My being inspired to write a story on cowbird is a likely correlation with spending last week visiting Barbara Ganley. Because I urge my students to share the story behind a story, the one I wrote last night A Stranger Rummaged Through My Suitcase came from my unpacking experience.
It was hardly the first time I found the TSA paper in my suitcase
cc licensed ( BY-SA ) flickr photo shared by cogdogblog
Like usually I shrugged it off, tossed the paper, and put the pile of dirty clothes in the basket to be washed. That’s when “it” happened- that diffifult to describe itch when an idea bubbles up.
Part of it is how normal this seems, how matter of fact. We just accept the fact that when traveling by airplane, our checked baggage is inspected for Things That Do Not Belong in the Air. Less then that odd realization that someone opened and looked around my bag of dirty clothes– was more that a person was doing this. A person I would never know, nor would I know what their story is.
So I decided to make a character, so I tried to cast what the experience might be like on the side of someone who has taken on this kind of work. What its like to spend all day inspecting the inner secrets of luggage.
I ended up actually putting the clothes back in the suitcase, finding the note in my recycle bin, and reconstructing so I could get the photo.
Not that it is anything of critical acclaim, for me it is the practice of looking at a situation from perhaps a slightly different angle. THAT is what we can do with story, not always find out how the world really works, but imagine alternatives. To write a world, not necessarily right a world.

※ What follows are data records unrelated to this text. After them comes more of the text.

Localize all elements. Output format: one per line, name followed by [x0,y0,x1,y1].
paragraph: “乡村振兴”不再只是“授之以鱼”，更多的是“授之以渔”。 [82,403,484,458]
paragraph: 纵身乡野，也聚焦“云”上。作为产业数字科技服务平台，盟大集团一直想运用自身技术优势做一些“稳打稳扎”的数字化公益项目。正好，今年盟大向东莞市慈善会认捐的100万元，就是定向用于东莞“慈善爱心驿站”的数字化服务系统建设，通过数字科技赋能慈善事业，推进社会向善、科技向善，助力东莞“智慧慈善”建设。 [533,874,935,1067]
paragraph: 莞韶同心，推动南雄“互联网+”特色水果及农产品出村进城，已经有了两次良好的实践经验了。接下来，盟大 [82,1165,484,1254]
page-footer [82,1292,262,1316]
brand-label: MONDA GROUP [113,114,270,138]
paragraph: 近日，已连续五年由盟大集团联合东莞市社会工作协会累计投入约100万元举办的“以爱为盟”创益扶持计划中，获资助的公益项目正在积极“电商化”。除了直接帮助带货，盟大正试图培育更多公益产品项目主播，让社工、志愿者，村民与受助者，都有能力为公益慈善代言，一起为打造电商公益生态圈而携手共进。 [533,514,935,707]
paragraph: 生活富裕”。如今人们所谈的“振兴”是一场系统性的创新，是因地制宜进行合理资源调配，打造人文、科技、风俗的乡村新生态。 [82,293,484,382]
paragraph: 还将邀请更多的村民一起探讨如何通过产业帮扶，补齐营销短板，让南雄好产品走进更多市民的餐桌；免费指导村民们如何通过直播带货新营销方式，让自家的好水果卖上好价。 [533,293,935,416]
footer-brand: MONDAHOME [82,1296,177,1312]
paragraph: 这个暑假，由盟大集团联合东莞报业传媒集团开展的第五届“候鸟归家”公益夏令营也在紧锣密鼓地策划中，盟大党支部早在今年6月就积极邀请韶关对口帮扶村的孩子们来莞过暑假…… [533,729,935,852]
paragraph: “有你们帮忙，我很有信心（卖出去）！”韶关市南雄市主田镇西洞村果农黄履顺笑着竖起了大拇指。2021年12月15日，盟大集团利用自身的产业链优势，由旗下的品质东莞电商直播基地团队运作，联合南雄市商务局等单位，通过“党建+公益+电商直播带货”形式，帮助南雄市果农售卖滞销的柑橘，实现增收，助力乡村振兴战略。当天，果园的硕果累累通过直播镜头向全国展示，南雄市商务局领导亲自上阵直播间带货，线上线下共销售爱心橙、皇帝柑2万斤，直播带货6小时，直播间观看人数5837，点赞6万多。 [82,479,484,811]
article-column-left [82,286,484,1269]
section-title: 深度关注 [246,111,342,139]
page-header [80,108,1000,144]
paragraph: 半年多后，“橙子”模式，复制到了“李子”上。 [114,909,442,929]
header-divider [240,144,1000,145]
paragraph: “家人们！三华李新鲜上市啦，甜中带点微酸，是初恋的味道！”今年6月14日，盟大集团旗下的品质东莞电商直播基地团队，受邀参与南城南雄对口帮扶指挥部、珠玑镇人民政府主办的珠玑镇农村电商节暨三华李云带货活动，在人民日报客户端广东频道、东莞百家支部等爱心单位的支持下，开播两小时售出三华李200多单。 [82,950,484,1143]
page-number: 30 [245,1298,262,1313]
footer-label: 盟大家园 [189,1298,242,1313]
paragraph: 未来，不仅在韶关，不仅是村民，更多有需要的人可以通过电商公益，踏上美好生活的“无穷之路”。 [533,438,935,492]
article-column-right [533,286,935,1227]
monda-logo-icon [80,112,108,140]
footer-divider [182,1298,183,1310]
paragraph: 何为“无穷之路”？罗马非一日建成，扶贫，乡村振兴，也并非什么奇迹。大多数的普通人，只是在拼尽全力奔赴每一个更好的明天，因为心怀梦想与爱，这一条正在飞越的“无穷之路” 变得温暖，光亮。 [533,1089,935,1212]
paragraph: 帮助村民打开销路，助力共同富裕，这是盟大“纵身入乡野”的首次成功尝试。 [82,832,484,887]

Anyhow, the story is below, but is always better tasted on the full cowbird. I enjoy the cowbird way, yet as I hear people rave about medium, I always come back to the idea that I could cast my story almost anywhere. The tools are interesting, and they can shape some of the story, but never all of it.
Most excellent story! I think it’s funny that people have variable reactions about strangers touching their previously worn undergarments. You know the unfortunate inspectors have gloves and probably masks on, but still, it creeps one out; like stranger rape or a house break-in, it’s a violation of a personal boundary; it implies an unsolicited intimacy.
I see you made creative use of your Vermont material–way to mash up!